Welcome to the SMPI/PARAVER integration

1 Installation

Here are the different files needed for this integration.

For this to work "system wide", these perl and sh scripts should be in the PATH. Eventually, they will be shipped with SMPI.

2 Achievements

2.1 April 2013 (Grenoble)

  • First prototype of a prv 2 csv conversion

2.2 October 2014 (Grenoble @ BSC, for Mont-Blanc)

  • First prototype of an integration of SMPI with Paraver

2.3 November 2014 (Grenoble and BSC @ Chicago, for JLESC)

  • Discussions between Judit and Arnaud on how to model a new machine in Simgrid.
  • Improve state naming with Harald
  • Minor cleanups

2.4 June 2015 (Grenoble @ BSC, for JLESC)

  • Moved this project from blog entry to the contrib section of SimGrid
  • Got access on Marenostrum and ensure we can compile and run pj_dump and SMPI.
  • Major reorganization and cleanups of the scripts, revamp of the documentation.
  • Judit had an issue with a very simple trace she had generated using directly smpicc. The trick is I was not converting Send and Recv yet as BigDFT had only collective operations.
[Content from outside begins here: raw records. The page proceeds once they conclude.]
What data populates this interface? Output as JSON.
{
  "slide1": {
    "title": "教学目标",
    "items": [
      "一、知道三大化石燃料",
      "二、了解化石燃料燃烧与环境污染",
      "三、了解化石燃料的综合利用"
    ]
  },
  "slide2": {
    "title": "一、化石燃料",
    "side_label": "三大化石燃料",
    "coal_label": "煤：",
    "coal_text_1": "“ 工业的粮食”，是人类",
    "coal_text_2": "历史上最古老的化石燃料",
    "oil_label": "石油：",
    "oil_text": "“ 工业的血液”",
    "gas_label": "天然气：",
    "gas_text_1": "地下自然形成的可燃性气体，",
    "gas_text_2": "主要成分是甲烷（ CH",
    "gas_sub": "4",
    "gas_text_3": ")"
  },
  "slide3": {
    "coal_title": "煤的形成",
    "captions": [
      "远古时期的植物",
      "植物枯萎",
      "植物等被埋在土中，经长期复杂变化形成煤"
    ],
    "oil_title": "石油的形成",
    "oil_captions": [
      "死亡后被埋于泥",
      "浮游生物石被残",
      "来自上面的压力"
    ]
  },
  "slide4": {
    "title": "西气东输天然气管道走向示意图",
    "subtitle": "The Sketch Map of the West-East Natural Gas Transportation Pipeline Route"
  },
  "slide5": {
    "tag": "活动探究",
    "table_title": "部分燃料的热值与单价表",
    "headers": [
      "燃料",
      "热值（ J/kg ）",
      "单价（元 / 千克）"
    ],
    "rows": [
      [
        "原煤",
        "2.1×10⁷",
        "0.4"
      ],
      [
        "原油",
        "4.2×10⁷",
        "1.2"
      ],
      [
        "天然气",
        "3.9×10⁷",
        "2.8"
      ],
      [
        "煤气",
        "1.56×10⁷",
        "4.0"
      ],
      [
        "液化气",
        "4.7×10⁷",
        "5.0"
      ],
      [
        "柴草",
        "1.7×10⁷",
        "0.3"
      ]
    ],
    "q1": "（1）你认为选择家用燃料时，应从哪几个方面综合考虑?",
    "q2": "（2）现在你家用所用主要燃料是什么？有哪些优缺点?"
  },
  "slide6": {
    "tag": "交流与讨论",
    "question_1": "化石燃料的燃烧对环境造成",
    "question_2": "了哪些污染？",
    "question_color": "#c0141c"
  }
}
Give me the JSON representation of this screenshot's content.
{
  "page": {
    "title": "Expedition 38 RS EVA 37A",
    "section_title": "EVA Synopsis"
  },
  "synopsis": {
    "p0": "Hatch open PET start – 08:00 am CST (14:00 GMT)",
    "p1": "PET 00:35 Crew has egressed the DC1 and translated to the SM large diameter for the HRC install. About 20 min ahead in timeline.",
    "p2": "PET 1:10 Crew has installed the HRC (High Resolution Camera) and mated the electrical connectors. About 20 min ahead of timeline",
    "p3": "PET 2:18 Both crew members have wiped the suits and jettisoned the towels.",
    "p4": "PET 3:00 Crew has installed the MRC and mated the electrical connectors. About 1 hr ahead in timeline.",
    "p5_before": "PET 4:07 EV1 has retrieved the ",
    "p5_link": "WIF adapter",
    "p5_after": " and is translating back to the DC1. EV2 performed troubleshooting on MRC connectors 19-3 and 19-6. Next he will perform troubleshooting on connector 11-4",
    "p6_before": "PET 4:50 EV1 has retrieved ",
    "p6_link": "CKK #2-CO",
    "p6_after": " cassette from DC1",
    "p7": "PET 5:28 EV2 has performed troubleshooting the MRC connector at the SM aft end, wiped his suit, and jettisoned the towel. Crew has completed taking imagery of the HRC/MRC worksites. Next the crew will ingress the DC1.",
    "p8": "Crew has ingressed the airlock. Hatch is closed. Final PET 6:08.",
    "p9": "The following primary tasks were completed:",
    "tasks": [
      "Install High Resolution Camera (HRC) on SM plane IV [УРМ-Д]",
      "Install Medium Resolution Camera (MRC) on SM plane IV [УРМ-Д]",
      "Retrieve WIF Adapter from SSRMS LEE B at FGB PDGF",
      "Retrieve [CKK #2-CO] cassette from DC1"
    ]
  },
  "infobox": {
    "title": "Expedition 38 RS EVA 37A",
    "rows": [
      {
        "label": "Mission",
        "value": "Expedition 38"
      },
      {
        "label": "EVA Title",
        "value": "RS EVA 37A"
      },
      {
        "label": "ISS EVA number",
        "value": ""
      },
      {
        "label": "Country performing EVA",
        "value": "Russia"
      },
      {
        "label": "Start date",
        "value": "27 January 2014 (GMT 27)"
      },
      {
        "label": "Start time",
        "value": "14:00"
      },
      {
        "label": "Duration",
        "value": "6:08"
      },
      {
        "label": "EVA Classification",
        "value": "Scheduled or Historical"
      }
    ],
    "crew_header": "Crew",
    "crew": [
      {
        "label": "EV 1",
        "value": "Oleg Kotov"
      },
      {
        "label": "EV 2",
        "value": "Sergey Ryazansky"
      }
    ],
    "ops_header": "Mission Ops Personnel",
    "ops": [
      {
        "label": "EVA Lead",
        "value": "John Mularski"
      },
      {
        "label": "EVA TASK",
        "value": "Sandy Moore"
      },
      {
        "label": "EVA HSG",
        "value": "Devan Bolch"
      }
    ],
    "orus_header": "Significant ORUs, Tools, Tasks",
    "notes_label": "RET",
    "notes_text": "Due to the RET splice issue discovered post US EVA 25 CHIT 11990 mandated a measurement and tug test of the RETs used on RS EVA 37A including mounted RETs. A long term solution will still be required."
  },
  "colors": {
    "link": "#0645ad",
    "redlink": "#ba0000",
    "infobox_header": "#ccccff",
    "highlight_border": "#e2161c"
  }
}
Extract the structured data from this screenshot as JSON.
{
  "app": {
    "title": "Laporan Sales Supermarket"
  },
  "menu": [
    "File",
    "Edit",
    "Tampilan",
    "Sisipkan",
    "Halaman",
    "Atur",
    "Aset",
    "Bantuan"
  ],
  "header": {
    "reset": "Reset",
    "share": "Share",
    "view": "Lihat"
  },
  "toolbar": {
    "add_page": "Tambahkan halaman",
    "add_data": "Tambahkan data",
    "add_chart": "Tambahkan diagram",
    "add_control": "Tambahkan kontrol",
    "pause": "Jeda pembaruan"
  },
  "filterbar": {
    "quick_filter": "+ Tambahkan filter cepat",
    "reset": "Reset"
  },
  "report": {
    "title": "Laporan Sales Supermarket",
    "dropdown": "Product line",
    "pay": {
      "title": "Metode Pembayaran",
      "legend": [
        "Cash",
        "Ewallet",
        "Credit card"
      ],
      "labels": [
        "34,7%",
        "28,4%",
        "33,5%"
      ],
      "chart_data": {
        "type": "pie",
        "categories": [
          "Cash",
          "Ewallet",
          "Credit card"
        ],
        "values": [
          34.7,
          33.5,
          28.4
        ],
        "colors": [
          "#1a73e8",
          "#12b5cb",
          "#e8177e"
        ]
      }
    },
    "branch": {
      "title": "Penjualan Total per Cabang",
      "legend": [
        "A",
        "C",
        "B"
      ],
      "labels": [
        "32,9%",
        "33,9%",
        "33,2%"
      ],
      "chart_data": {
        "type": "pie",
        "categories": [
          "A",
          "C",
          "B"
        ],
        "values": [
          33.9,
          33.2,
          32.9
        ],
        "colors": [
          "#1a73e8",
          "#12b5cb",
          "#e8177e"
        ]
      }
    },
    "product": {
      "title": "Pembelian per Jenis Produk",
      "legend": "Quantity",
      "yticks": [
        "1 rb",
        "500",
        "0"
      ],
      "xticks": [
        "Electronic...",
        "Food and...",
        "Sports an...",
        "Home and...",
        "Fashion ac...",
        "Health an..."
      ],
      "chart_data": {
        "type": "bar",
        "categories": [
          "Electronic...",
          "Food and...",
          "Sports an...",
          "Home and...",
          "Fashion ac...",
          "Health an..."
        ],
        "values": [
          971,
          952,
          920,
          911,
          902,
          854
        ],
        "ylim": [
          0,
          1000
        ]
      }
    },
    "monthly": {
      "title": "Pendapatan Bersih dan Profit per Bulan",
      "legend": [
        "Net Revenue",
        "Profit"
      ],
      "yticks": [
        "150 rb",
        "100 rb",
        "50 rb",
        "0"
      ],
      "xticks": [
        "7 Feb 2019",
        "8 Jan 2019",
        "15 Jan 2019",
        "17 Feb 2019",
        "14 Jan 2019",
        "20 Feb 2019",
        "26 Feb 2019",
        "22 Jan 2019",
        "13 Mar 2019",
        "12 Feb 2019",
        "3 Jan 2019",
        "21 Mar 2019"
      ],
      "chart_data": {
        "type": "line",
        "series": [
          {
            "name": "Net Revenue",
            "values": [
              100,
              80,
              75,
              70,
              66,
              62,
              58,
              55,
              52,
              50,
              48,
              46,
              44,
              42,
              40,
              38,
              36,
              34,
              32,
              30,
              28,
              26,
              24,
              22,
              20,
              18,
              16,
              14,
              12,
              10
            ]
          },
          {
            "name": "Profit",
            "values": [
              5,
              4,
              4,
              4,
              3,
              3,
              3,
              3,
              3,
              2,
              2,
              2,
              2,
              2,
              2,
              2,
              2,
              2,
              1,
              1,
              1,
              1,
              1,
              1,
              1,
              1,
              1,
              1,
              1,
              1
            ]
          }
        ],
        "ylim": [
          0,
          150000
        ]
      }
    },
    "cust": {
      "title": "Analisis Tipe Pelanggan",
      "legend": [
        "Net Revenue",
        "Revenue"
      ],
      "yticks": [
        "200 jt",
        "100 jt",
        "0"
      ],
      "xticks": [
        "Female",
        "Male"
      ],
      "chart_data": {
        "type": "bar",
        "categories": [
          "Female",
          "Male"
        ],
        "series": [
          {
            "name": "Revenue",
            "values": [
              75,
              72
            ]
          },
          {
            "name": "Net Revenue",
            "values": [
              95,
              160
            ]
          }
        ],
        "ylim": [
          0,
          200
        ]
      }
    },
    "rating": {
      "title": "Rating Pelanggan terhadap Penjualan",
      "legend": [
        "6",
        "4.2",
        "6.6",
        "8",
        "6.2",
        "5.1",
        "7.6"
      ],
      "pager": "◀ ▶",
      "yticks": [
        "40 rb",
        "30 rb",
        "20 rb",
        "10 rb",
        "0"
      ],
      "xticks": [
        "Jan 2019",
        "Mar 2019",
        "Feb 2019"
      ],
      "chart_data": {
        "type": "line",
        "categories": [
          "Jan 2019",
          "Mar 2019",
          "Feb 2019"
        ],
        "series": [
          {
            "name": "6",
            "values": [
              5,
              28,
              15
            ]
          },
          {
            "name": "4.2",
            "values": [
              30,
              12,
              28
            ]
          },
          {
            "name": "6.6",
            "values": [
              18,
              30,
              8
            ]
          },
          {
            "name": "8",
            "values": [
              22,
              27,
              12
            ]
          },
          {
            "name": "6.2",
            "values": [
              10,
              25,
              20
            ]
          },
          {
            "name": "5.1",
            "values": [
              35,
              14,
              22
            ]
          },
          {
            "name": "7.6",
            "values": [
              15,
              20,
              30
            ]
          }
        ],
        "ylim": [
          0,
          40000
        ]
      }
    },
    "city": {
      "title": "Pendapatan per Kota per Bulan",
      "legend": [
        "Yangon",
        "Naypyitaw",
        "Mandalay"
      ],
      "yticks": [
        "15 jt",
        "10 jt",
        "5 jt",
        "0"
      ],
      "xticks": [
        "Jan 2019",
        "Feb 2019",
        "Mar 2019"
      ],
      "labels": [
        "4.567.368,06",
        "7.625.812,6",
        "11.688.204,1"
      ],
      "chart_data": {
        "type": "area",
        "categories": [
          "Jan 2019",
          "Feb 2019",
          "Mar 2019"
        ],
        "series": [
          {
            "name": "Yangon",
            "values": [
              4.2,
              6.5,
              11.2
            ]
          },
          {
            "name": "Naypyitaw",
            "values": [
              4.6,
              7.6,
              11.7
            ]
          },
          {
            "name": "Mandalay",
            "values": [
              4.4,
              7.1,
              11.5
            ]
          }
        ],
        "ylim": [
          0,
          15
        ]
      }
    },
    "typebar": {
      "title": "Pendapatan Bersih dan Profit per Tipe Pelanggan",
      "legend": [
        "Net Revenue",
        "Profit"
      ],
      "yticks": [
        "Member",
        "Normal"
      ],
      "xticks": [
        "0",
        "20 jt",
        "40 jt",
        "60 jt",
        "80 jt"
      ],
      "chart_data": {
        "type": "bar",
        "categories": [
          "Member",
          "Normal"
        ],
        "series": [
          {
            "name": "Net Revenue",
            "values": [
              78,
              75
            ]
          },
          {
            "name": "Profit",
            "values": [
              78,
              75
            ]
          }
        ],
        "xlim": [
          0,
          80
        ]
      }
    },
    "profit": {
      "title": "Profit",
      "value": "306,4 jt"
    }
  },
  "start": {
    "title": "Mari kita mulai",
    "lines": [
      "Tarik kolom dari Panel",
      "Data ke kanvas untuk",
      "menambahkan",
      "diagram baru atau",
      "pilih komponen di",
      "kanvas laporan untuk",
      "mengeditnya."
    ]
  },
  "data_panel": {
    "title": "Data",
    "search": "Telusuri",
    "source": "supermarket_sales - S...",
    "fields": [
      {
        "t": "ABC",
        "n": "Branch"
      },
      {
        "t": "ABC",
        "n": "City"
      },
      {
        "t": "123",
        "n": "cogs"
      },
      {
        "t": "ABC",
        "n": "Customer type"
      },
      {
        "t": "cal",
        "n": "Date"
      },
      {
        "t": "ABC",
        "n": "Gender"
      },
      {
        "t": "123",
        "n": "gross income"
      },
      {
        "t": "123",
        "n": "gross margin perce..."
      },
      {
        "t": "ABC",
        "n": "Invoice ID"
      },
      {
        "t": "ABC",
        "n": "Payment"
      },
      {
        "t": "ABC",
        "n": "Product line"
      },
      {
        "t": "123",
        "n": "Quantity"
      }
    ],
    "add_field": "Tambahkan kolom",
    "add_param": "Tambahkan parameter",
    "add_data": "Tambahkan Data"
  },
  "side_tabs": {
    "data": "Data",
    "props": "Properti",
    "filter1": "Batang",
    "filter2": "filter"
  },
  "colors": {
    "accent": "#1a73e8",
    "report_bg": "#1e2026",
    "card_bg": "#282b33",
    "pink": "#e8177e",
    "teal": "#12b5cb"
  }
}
This is now fixed.
  • Jesus confirmed me he was running into this TCP_RTO issue as well on some machines, that fixing it was hard and that being able to account for it would be definitely useful to understand how applications can be sensitive to it.
  • Jesus provided me with large traces to play with.
      tar jtf /home/alegrand/Work/SimGrid/bsc/lulesh.tar.bz2
    
    lulesh2.0_p1000_n500_t1.chop1.pcf
    lulesh2.0_p1000_n500_t1.chop1.prv
    lulesh2.0_p1000_n500_t1.chop1.row
    lulesh2.0_p1331_n666_t1.chop1.pcf
    lulesh2.0_p1331_n666_t1.chop1.prv
    lulesh2.0_p1331_n666_t1.chop1.row
    lulesh2.0_p216_n108_t1.chop1.pcf
    lulesh2.0_p216_n108_t1.chop1.prv
    lulesh2.0_p216_n108_t1.chop1.row
    lulesh2.0_p512_n256_t1.chop1.pcf
    lulesh2.0_p512_n256_t1.chop1.prv
    lulesh2.0_p512_n256_t1.chop1.row
    lulesh2.0_p729_n365_t1.chop1.pcf
    lulesh2.0_p729_n365_t1.chop1.prv
    lulesh2.0_p729_n365_t1.chop1.row
    

    It turns out my prv2pj.pl script fails for the moment on these traces as they comprise two MPI process per node. I could easily fix it but for now I have many issues with send an receive matching.

2.5 July 2015 (Grenoble @ BSC, for Harald Servat's PhD defense)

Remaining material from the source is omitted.